Jones told the police that he heard a big argument and found Peter and Sandy yelling at each other. Then Peter grabbed a gun and shot Sandy in the head. Jones grabbed a heavy desktop tape dispenser and threw it at Peter, hitting him squarely in the forehead and sending him to the hospital. Kroschik wants to know if Peter can remember any of it. Peter "couldn't feel that he had done such a thing," and does not remember any argument. When he asks the cop why he needs Peter to answer when he already has him "hooked," he is told that they need some blanks filled in, since all of Peter's books balance and he has no big stash in the bank. They were unable to lift any prints off of the gun and want to know if he and Sandy were having an affair.
But "the mists of his mind wouldn't clear," and Kroschik leaves without answers. Then, that night, he remembers everything: his hand holding the gun, his scarred finger squeezing the trigger, Sandy falling down behind a desk, her eyes narrowing, the blood matting her hair. "It was too clear -- too vivid. It could have been no one else." He begins to call for Kroschik.
"Get the police! Get Kroschik! Tell him I can remember!"
"Get the police! Get Kroschik! Tell him I can remember!"

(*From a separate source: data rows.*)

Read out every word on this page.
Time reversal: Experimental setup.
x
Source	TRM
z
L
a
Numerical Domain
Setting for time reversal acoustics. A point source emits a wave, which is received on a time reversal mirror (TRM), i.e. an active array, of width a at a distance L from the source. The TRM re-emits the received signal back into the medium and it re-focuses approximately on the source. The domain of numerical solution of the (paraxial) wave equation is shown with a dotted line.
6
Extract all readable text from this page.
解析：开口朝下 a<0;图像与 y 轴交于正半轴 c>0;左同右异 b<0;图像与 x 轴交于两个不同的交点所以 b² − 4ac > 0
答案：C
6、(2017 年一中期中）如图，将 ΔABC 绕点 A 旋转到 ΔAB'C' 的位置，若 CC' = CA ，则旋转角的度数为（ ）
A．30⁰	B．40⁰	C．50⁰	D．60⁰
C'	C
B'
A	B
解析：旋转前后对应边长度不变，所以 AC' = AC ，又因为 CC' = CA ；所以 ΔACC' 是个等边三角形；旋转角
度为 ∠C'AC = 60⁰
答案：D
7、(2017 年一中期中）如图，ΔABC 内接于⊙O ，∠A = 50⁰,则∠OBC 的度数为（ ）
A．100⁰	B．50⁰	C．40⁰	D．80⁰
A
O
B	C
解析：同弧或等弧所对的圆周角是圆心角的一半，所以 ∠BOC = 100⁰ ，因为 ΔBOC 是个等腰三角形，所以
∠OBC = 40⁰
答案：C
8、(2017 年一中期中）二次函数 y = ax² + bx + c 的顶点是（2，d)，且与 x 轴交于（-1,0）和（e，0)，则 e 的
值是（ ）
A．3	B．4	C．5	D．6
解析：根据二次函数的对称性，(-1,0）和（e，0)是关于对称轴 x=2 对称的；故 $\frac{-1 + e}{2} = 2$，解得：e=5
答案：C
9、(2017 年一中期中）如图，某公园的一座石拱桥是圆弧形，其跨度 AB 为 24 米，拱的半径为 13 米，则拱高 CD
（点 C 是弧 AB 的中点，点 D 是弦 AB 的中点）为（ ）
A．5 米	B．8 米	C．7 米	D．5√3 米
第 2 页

The story proceeds predictably, and then it doesn't. In the end MacDonald leaves the reader in Woolrich country, where reality and fantasy are indistinguishable, and where redemption is a gift rarely given.
"The Scarred Hand" is an entertaining and at times frightening tale, and despite heavy borrowings of both style and substance, it is a joy to read. It's fun to encounter MacDonald before he became such a realist, when he toyed with the workings of a damaged or healing mind, when he leaves his stories in a vast uncertainty. It reminds me of his 1950 story "Miranda," whose ending is equally as enigmatic but whose style is far more polished.
It is perhaps unnerving for the modern reader to confront a prefrontal lobotomy used as an accepted medical therapy, but that's just what it was in 1946. While we generally think of works of fiction like One Flew Over the Cuckoo's Nest or The Bell Jar in reminding us of the horrors of the procedure, it was an oft-performed means of dealing with then-untreatable psychiatric conditions. I think immediately of Rosemary Kennedy, or Tennessee Williams' sister who he seemed to be haunted by. It was popular in most Western nations, although the Soviet Union banned it, calling the procedure "contrary to the principles of humanity." When you've got the Soviet Union standing on higher moral ground than the rest of the world, it should be a reason for pause. The procedure was at the height of its practice when "The Scarred Hand" was written, so it should not be a surprise that JDM used it as a plot device.
MacDonald "updated" the story for its inclusion in More Good Old Stuff, but those changes don't have any jarring effects. A radio is changed to a television, but that's all I can spot. He obviously didn't change the medical procedure, as lobotomies were rarely, if ever, performed in the United States in 1984. He also used his original story title, "I Accuse Myself," which makes it sound even more like a Cornell Woolrich tale.